Once upon a time, his contemptuous, as if spat out "Wallace" could hurt more than any insults. But there were moments when he looked down at me and said "Wallace" in such a way that always made my heart ache.
"Don't worry about it," I calmed down and pulled myself together.
We looked at each other silently. Maybe we were looking for similarities with those who we were seven years ago?
Seven years is a lot. We were no longer eighteen-year-old graduates, scared and confused in an attempt to find our place in this world.
Everything has changed. I've changed. Shane has changed as well. Everything is different now
This made me a little sad.
"So, you are Wallace again?" He raised his eyebrows questioningly.
I shrugged.
"Yeah, I got my maiden name back."
"So is it true what they say?" He asked carefully.
I sighed: this topic is unpleasant for me, but I think he has a right to know something.
"Not everything - newspapers lie a lot. But yes, it's true."
He shook his head.
"I'm sorry."
It sounded quite sincere, but I still looked at him incredulously.
"Seriously?"
- I never wished you bad," He said softly, but without hesitation.
"Sorry. I know it. It's just... all of this," I waved my hands trying to describe the chaos that is happening in my life right now, "Is too much. My head sometimes bursts. And I'm sorry I'm telling you this - I don't know why I'm doing this," I smiled embarrassedly.
"I don't mind, you know that, " He reassured.
"Isn't that weird?"
"That we are talking about your divorce?"
I winced.
"Yeah."
Shane rubbed an eyebrow thoughtfully.
"No, I don't think so."
I turned away and looked out the window: I could see the football field in the distance, and the training had already begun.

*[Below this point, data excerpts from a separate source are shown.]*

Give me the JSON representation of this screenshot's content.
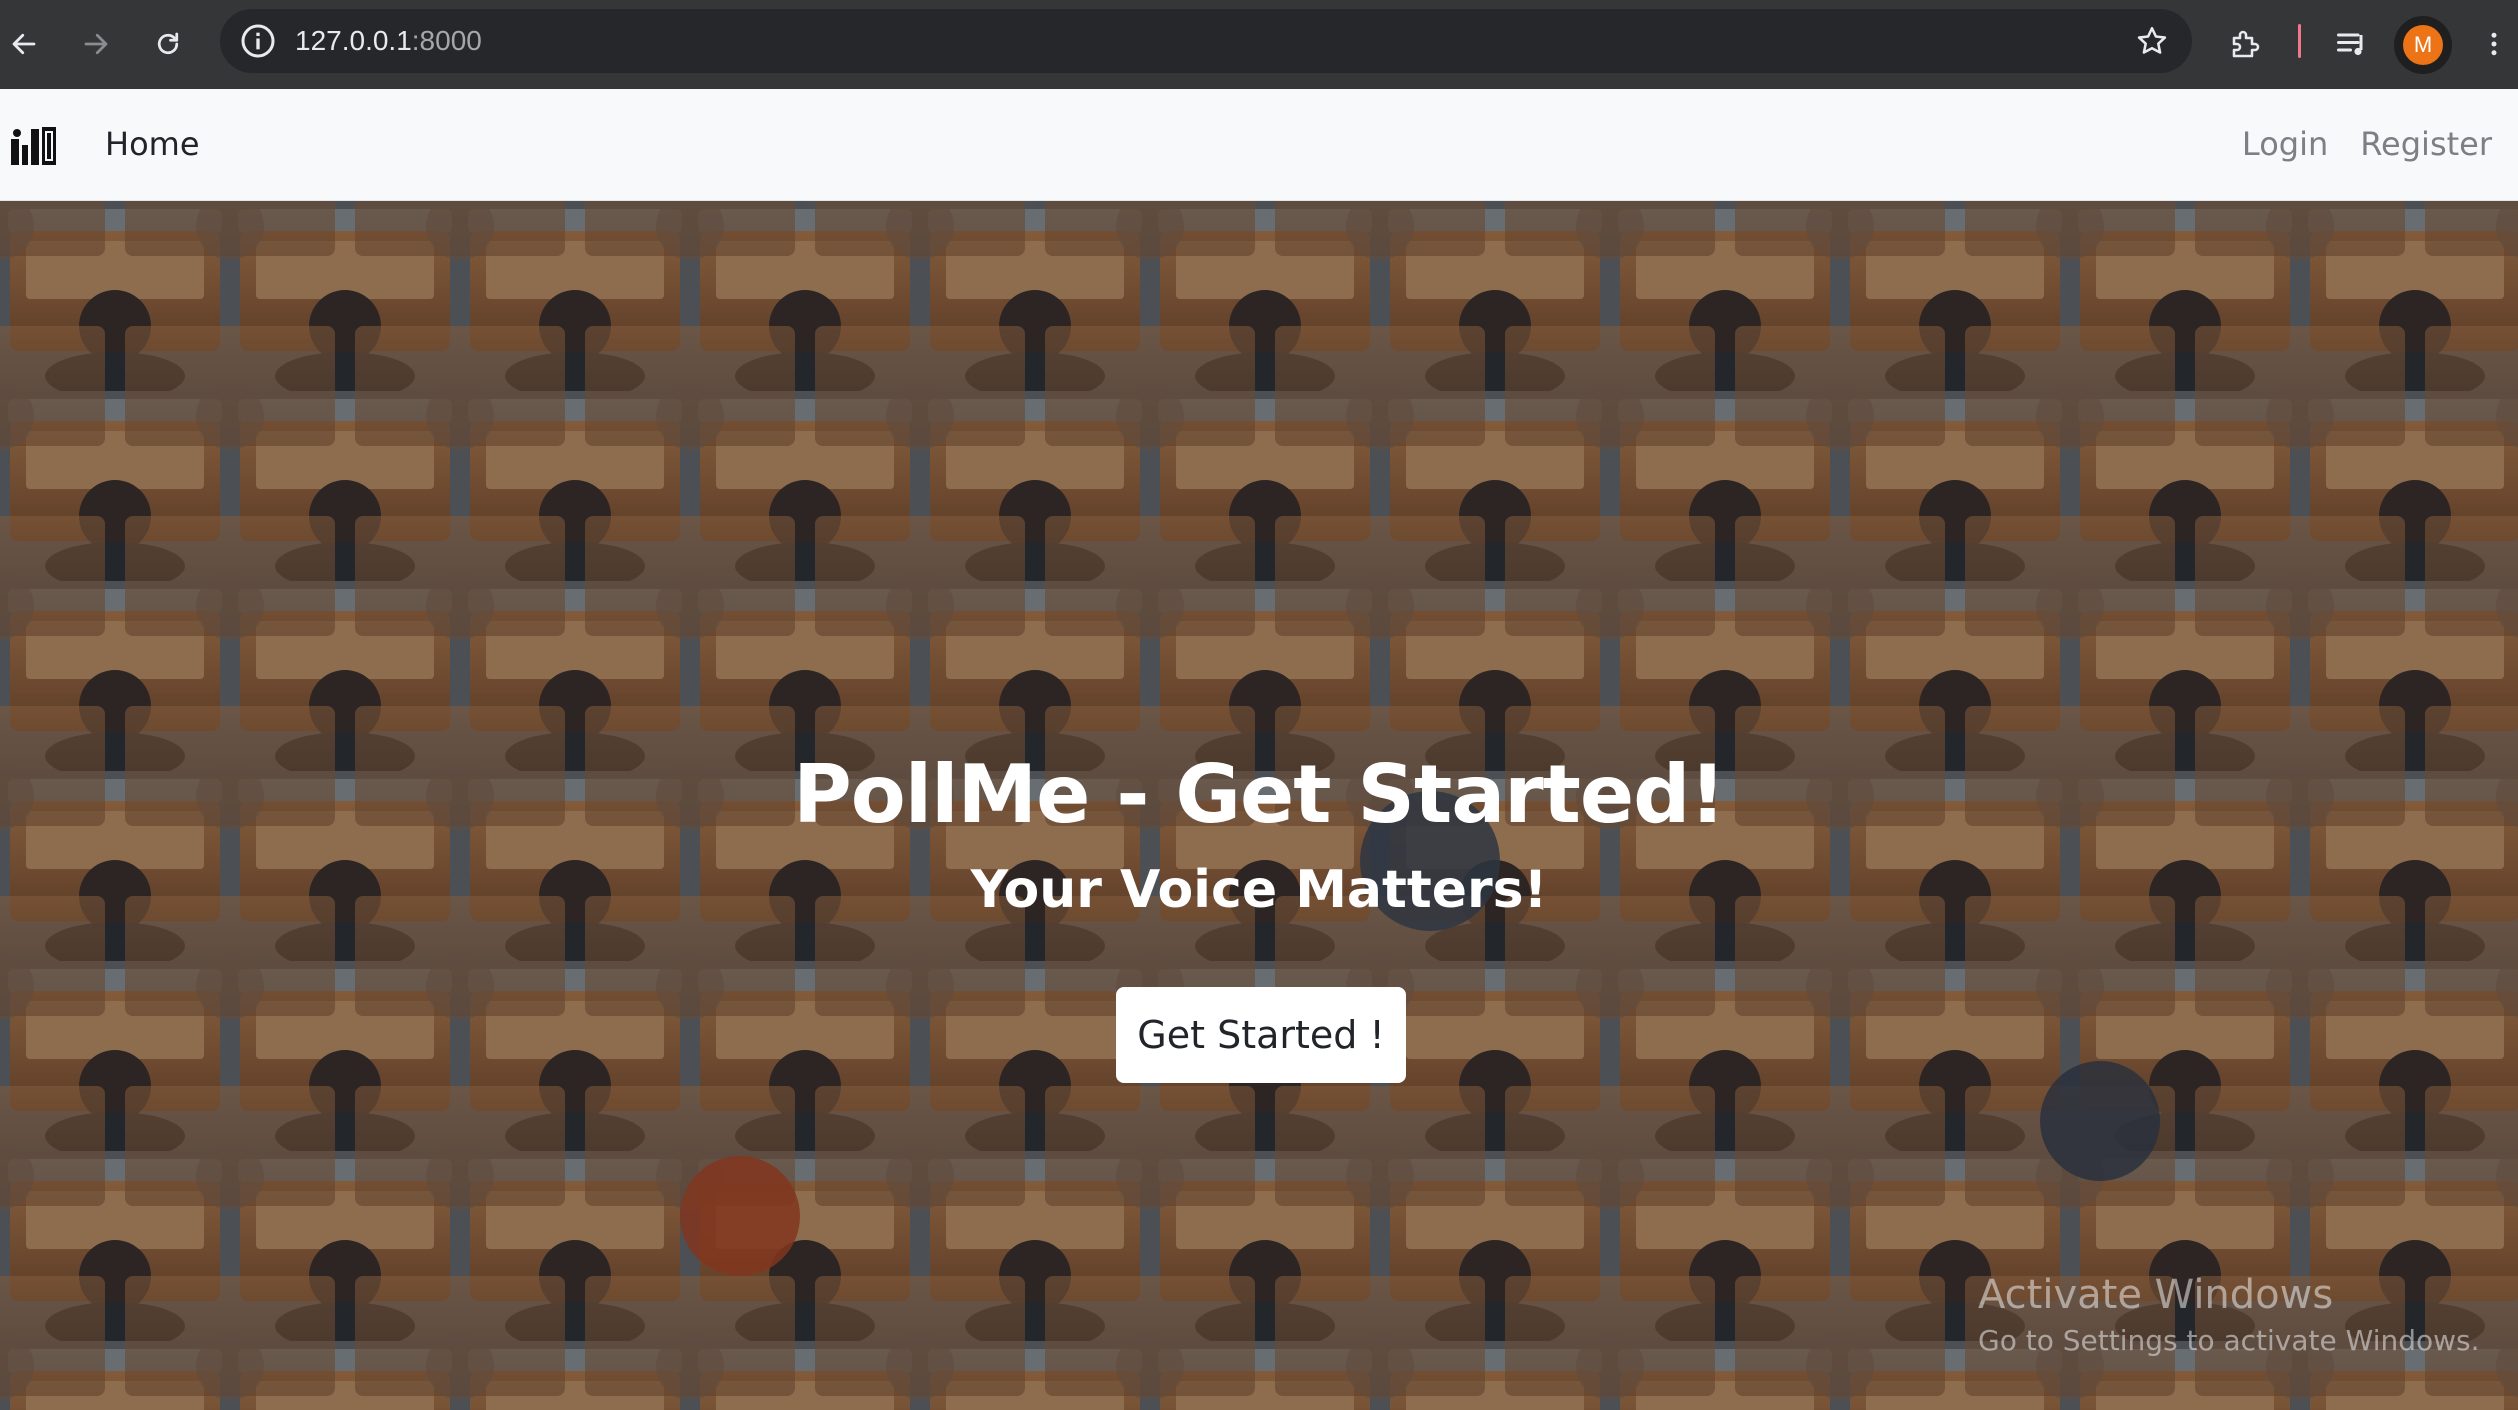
{
  "browser": {
    "address_host": "127.0.0.1",
    "address_port": ":8000",
    "avatar_letter": "M",
    "accent_color": "#ec7316",
    "icons": [
      "back-arrow-icon",
      "forward-arrow-icon",
      "reload-icon",
      "site-info-icon",
      "bookmark-star-icon",
      "extensions-icon",
      "reading-list-icon",
      "menu-dots-icon"
    ]
  },
  "navbar": {
    "brand_icon": "poll-logo-icon",
    "home_label": "Home",
    "login_label": "Login",
    "register_label": "Register"
  },
  "hero": {
    "title": "PollMe - Get Started!",
    "subtitle": "Your Voice Matters!",
    "cta_label": "Get Started !",
    "background": "lecture-hall-audience-photo"
  },
  "watermark": {
    "line1": "Activate Windows",
    "line2": "Go to Settings to activate Windows."
  }
}
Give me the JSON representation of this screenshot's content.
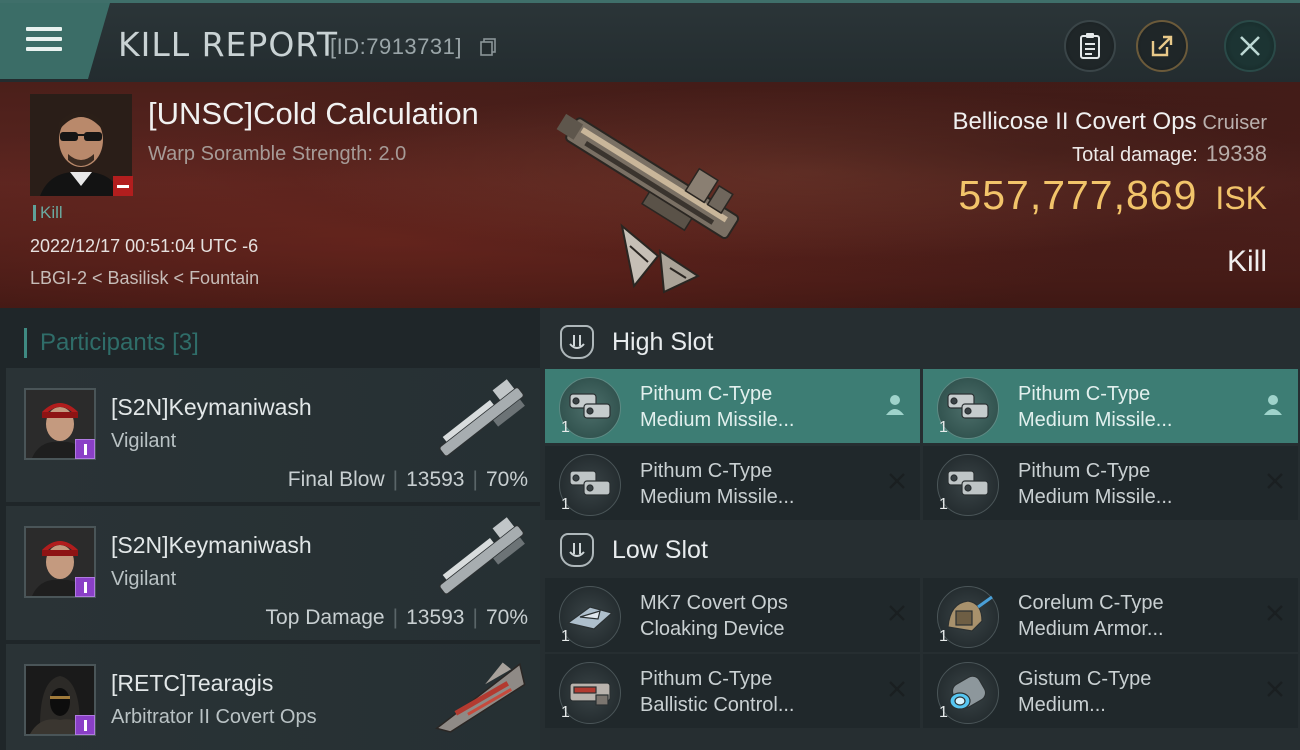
{
  "header": {
    "title": "KILL REPORT",
    "id_text": "[ID:7913731]"
  },
  "victim": {
    "name": "[UNSC]Cold Calculation",
    "scramble": "Warp Soramble Strength: 2.0",
    "kill_tag": "Kill",
    "timestamp": "2022/12/17 00:51:04 UTC -6",
    "location": "LBGI-2 < Basilisk < Fountain"
  },
  "ship": {
    "name": "Bellicose II Covert Ops",
    "class": "Cruiser",
    "total_damage_label": "Total damage:",
    "total_damage_value": "19338",
    "isk_value": "557,777,869",
    "isk_unit": "ISK",
    "result": "Kill"
  },
  "participants": {
    "header": "Participants",
    "count": "[3]",
    "items": [
      {
        "name": "[S2N]Keymaniwash",
        "ship": "Vigilant",
        "role": "Final Blow",
        "damage": "13593",
        "percent": "70%"
      },
      {
        "name": "[S2N]Keymaniwash",
        "ship": "Vigilant",
        "role": "Top Damage",
        "damage": "13593",
        "percent": "70%"
      },
      {
        "name": "[RETC]Tearagis",
        "ship": "Arbitrator II Covert Ops",
        "role": "",
        "damage": "",
        "percent": ""
      }
    ]
  },
  "fitting": {
    "high_slot_title": "High Slot",
    "low_slot_title": "Low Slot",
    "high": [
      {
        "line1": "Pithum C-Type",
        "line2": "Medium Missile...",
        "qty": "1",
        "status": "person"
      },
      {
        "line1": "Pithum C-Type",
        "line2": "Medium Missile...",
        "qty": "1",
        "status": "person"
      },
      {
        "line1": "Pithum C-Type",
        "line2": "Medium Missile...",
        "qty": "1",
        "status": "destroyed"
      },
      {
        "line1": "Pithum C-Type",
        "line2": "Medium Missile...",
        "qty": "1",
        "status": "destroyed"
      }
    ],
    "low": [
      {
        "line1": "MK7 Covert Ops",
        "line2": "Cloaking Device",
        "qty": "1",
        "status": "destroyed"
      },
      {
        "line1": "Corelum C-Type",
        "line2": "Medium Armor...",
        "qty": "1",
        "status": "destroyed"
      },
      {
        "line1": "Pithum C-Type",
        "line2": "Ballistic Control...",
        "qty": "1",
        "status": "destroyed"
      },
      {
        "line1": "Gistum C-Type",
        "line2": "Medium...",
        "qty": "1",
        "status": "destroyed"
      }
    ]
  },
  "colors": {
    "accent_teal": "#3d7d74",
    "isk_gold": "#f2c46a",
    "loss_red": "#b21e1e",
    "badge_purple": "#8a3fc7"
  },
  "icons": [
    "menu-icon",
    "copy-icon",
    "clipboard-icon",
    "share-icon",
    "close-icon",
    "slot-icon",
    "person-icon",
    "x-icon"
  ]
}
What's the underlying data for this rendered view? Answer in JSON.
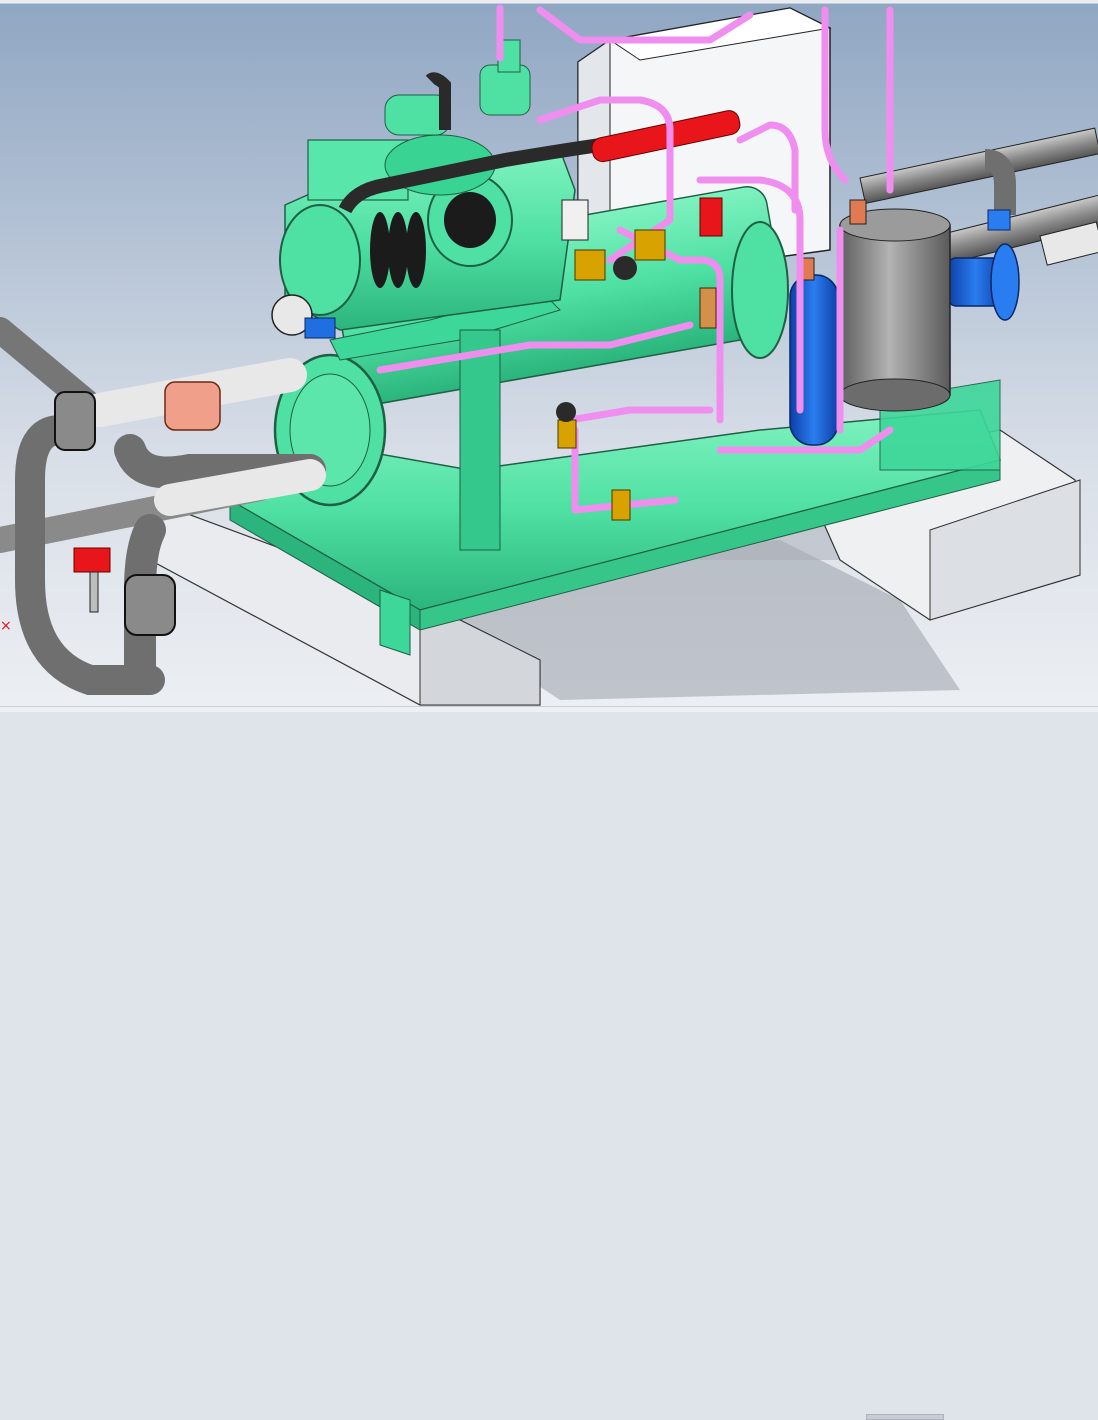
{
  "viewport": {
    "model": "refrigeration-condensing-unit",
    "background_top": "#8fa6c2",
    "background_bottom": "#eceff3"
  },
  "colors": {
    "frame_green": "#4fe0a3",
    "pipe_pink": "#f08ef0",
    "pipe_gray": "#8a8a8a",
    "valve_red": "#e8161a",
    "receiver_blue": "#1f6fe0",
    "accumulator_gray": "#8e8e8e",
    "concrete": "#f2f3f5",
    "shadow": "#9aa1aa"
  },
  "axis_marker": {
    "glyph": "×",
    "icon": "axis-triad-icon"
  },
  "status": {
    "item": ""
  }
}
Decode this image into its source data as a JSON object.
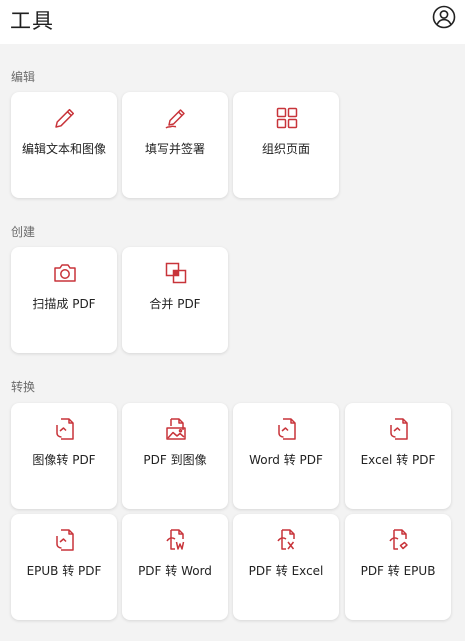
{
  "header": {
    "title": "工具"
  },
  "sections": {
    "edit": {
      "label": "编辑",
      "items": [
        "编辑文本和图像",
        "填写并签署",
        "组织页面"
      ]
    },
    "create": {
      "label": "创建",
      "items": [
        "扫描成 PDF",
        "合并 PDF"
      ]
    },
    "convert": {
      "label": "转换",
      "items": [
        "图像转 PDF",
        "PDF 到图像",
        "Word 转 PDF",
        "Excel 转 PDF",
        "EPUB 转 PDF",
        "PDF 转 Word",
        "PDF 转 Excel",
        "PDF 转 EPUB"
      ]
    }
  },
  "icons": {
    "edit": [
      "pencil-icon",
      "pen-sign-icon",
      "grid-icon"
    ],
    "create": [
      "camera-icon",
      "merge-icon"
    ],
    "convert": [
      "image-to-pdf-icon",
      "pdf-to-image-icon",
      "word-to-pdf-icon",
      "excel-to-pdf-icon",
      "epub-to-pdf-icon",
      "pdf-to-word-icon",
      "pdf-to-excel-icon",
      "pdf-to-epub-icon"
    ]
  },
  "colors": {
    "accent": "#c8343a",
    "background": "#f3f3f3",
    "card": "#ffffff"
  }
}
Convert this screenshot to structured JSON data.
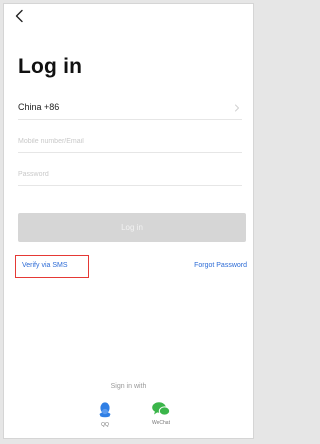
{
  "nav": {
    "back_icon": "chevron-left-icon"
  },
  "page": {
    "title": "Log in"
  },
  "form": {
    "country_code": "China +86",
    "country_chevron_icon": "chevron-right-icon",
    "mobile_placeholder": "Mobile number/Email",
    "password_placeholder": "Password",
    "login_label": "Log in"
  },
  "links": {
    "verify_sms": "Verify via SMS",
    "forgot_password": "Forgot Password"
  },
  "social": {
    "heading": "Sign in with",
    "providers": [
      {
        "label": "QQ",
        "icon": "qq-penguin-icon",
        "color": "#2f7fe5"
      },
      {
        "label": "WeChat",
        "icon": "wechat-bubbles-icon",
        "color": "#3bb54a"
      }
    ]
  },
  "colors": {
    "link": "#2c6bd6",
    "highlight_box": "#e53935",
    "login_button": "#d6d6d6"
  }
}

"Was everything that terrible?" He asked quietly, and I understood that this question was about my marriage.
"No, it wasn't. At least not at the beginning. For a few years everything was fine, and then ... then everything changed." I took a breath and shook my head, "I don't feel like discussing my failed marriage. Can we not talk about it?"
Shane nodded in understanding.
"Yes, sorry. I shouldn't have started."
"So...what's been happening to you... all these years?" God, I wanted to disappear at the stupidity of my question and the unnaturally lively tone.
"I worked, raised my brother, and tried to be a responsible guardian." He shrugged. "I do not know."
"Yes, I heard about your mother. I'm really sorry."
He sighed.
"Thanks."
"So you're kind of like a responsible big brother now?" I joked, to which he smiled repentantly.
"Who would have thought - Shane Keller himself!"
He has always been outside of the norm. Wild, dangerous, reckless. With a head surrendering to all passions. Never did anything by halves.
It was one of the reasons I put an end to everything between us, even though my heart was broken into a million pieces. I was afraid that one day he would simply destroy me, and decided to play it safe.
Many years have passed, my heart is assembled and glued together, but some fragments are still missing. I have learned not to notice it.
"I... try, you know." He lowered his eyes and it became clear to me that anything that is related to his brother is vulnerable to him. "Sometimes it works, sometimes not so much. But the only thing I was good at was football, anything else turns into a pile of crap," He admitted with self-irony.
I wanted to object, because he is too hard on himself.
"You were good. You were the best for me," I said to myself. "Only I realized it too late."
"We all did some bullshit. All the time," I said instead.
Shane smiled and rubbed his lower lip with his index finger, and involuntarily my gaze lingered on the sight.
I am no longer eighteen, the passions in my life are long gone, but, like many years ago, the sight of Shane Keller excites me.
"I won't detain you any longer." He got up and made me sad because I didn't want him to leave so quickly. "I'm glad you're here, Mel."
I smiled softly at him.
"Thanks, Shane."
"See you." He went to the door, but suddenly froze on the threshold. Hesitating, he turned around and looked into my eyes. "Ryan is just a jerk, Mel. I would never do that to you."
And he walked away, leaving me devastated and completely crushed.